De même, les splendides termitières, sortes de cathédrales naturelles, sont elles l’oeuvre d’un grand architecte qui les aurait conçues? En observant le comportement des termites, on peut s’apercevoir que leur travail obéit à quelques règles simples et individuelles. Les termites appliquent en fait mécaniquement trois règles:

1) semer aléatoirement des boulettes de terre;
2) quand on rencontre une boulette, en empiler une deuxième dessus tant que la hauteur maximale (qui dépend de l’espèce de termites) n’est pas atteinte;
3) quand deux colonnes de hauteur maximale sont proches, essayer de les connecter.

La termitière dépend donc de l’interaction, via l’unité d’information que constitue la boulette de terre, entre des agents autonomes dont aucun n’a une vue d’ensemble de l’édifice à construire.

Les boids

Mais le plus bel exemple de l’ouvrage est sans conteste celui des boids (pp. 26-31). Cette découverte scientifique faisant partie du bagage culturel des connecteurs illustre bien l’absence de nécessité d’une organisation hiérarchique.

Il s’agit en fait d’une modélisation des formations d’oiseaux migrateurs. Alors que les ornithologues croyaient que les groupes d’oiseaux se déplaçaient vers leur destination sous l’autorité d’un chef, Craig Reynolds, un pionnier de l’informatique qui développait des animations graphiques pour une société californienne, réussit en 1986 à trouver un modèle qui permettait de reproduire les magnifiques formations observées dans la nature.

Pour découvrir ce modèle, il se mis à la place d’un oiseau au sein de la flotte, et se rendit compte que celui-ci n’avait pas le temps de dialoguer avec ses congénères, et devait se contenter de voler et de réagir par réflexe. Trois règles de comportement lui apparurent nécessaires pour qu’un oiseau ne se laisse pas distancer par le groupe:
- suivre le cap en s’orientant dans la même direction que ses voisins;
- se tenir au milieu d’eux pour économiser ses forces;
- se tenir à une distance suffisante de chacun pour éviter les collisions, de même que les obstacles.

Reynolds développa une représentation graphique à trois dimensions des flottes d’oiseaux ou ceux-ci étaient modélisés par des triangles (d’où le nom de «boids» pour les distinguer des vrais oiseaux) et programma leurs déplacements à l’aide de ces trois règles.

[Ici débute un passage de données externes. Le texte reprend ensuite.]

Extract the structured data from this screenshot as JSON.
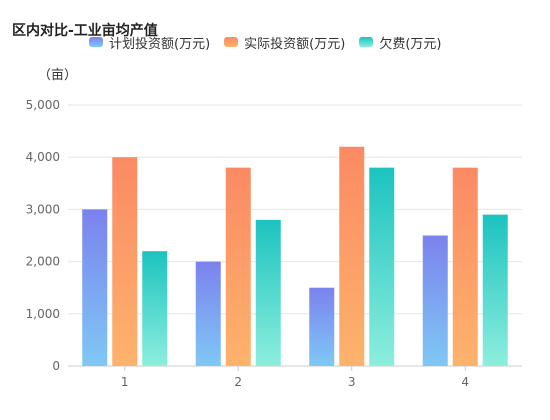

Il obtint de cette façon un comportement tellement réaliste que lorsqu’un film d’animation développé selon ce modèle fut projeté à un public comprenant des ornithologues, ceux-ci prétendirent qu’il s’agissait de la digitalisation d’un film ordinaire!

Feux rouges et bétonneuses

De tels mécanismes de fonctionnement peuvent également se montrer très intéressants à l’échelle des organisations humaines. Thierry Crouzet relate l’exemple étonnant des bétonneuses mexicaines effectuant des livraisons de ciment, qui ne parvenaient jamais à livrer tous les clients d’une cimenterie dans les temps, en raison de l’état des routes, des retards des fournisseurs et des embouteillages, dans le cadre d’une planification centralisée. Le ciment n’arrivait à temps que dans 35% des cas.

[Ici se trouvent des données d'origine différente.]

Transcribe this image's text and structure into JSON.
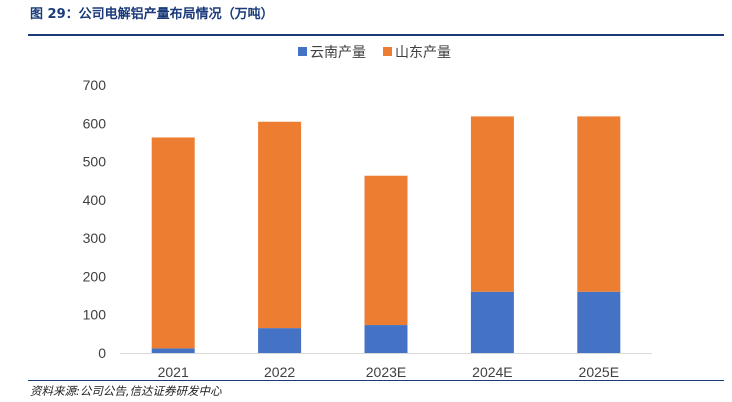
{
  "figure": {
    "title": "图 29：公司电解铝产量布局情况（万吨）",
    "source": "资料来源:公司公告,信达证券研发中心"
  },
  "colors": {
    "yunnan": "#4472C4",
    "shandong": "#ED7D31",
    "axis": "#D9D9D9",
    "text": "#404040"
  },
  "chart_data": {
    "type": "bar",
    "stacked": true,
    "title": "",
    "xlabel": "",
    "ylabel": "",
    "categories": [
      "2021",
      "2022",
      "2023E",
      "2024E",
      "2025E"
    ],
    "series": [
      {
        "name": "云南产量",
        "values": [
          12,
          65,
          73,
          160,
          160
        ]
      },
      {
        "name": "山东产量",
        "values": [
          551,
          539,
          390,
          458,
          458
        ]
      }
    ],
    "ylim": [
      0,
      700
    ],
    "yticks": [
      0,
      100,
      200,
      300,
      400,
      500,
      600,
      700
    ],
    "grid": false,
    "legend": "top-center"
  }
}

Lorsque la cimenterie délégua la planification aux conducteurs de bétonneuses eux-mêmes, qui furent chacun équipés d’un système de communication leur permettant de communiquer entre eux. Ils avaient le droit de changer de route à tout moment, de décider de livrer un client plutôt qu’un autre, ou même de rentrer chez eux. Avec ce nouveau système, la cimenterie obtint un taux de livraison respectant les délais demandés par les clients de 98%!

Autre mécanisme relaté dans le livre qui montre l’efficacité d’une approche décentralisée des problèmes: la gestion des feux rouges dans les villes. En général, ils font l’objet d’un contrôle centralisé visant à optimiser les flux de véhicules. Malheureusement, lorsque le nombre de véhicules devient trop important, le système ne peut éviter les embouteillages monstrueux dont souffrent tous les malheureux qui doivent se déplacer à heures fixes.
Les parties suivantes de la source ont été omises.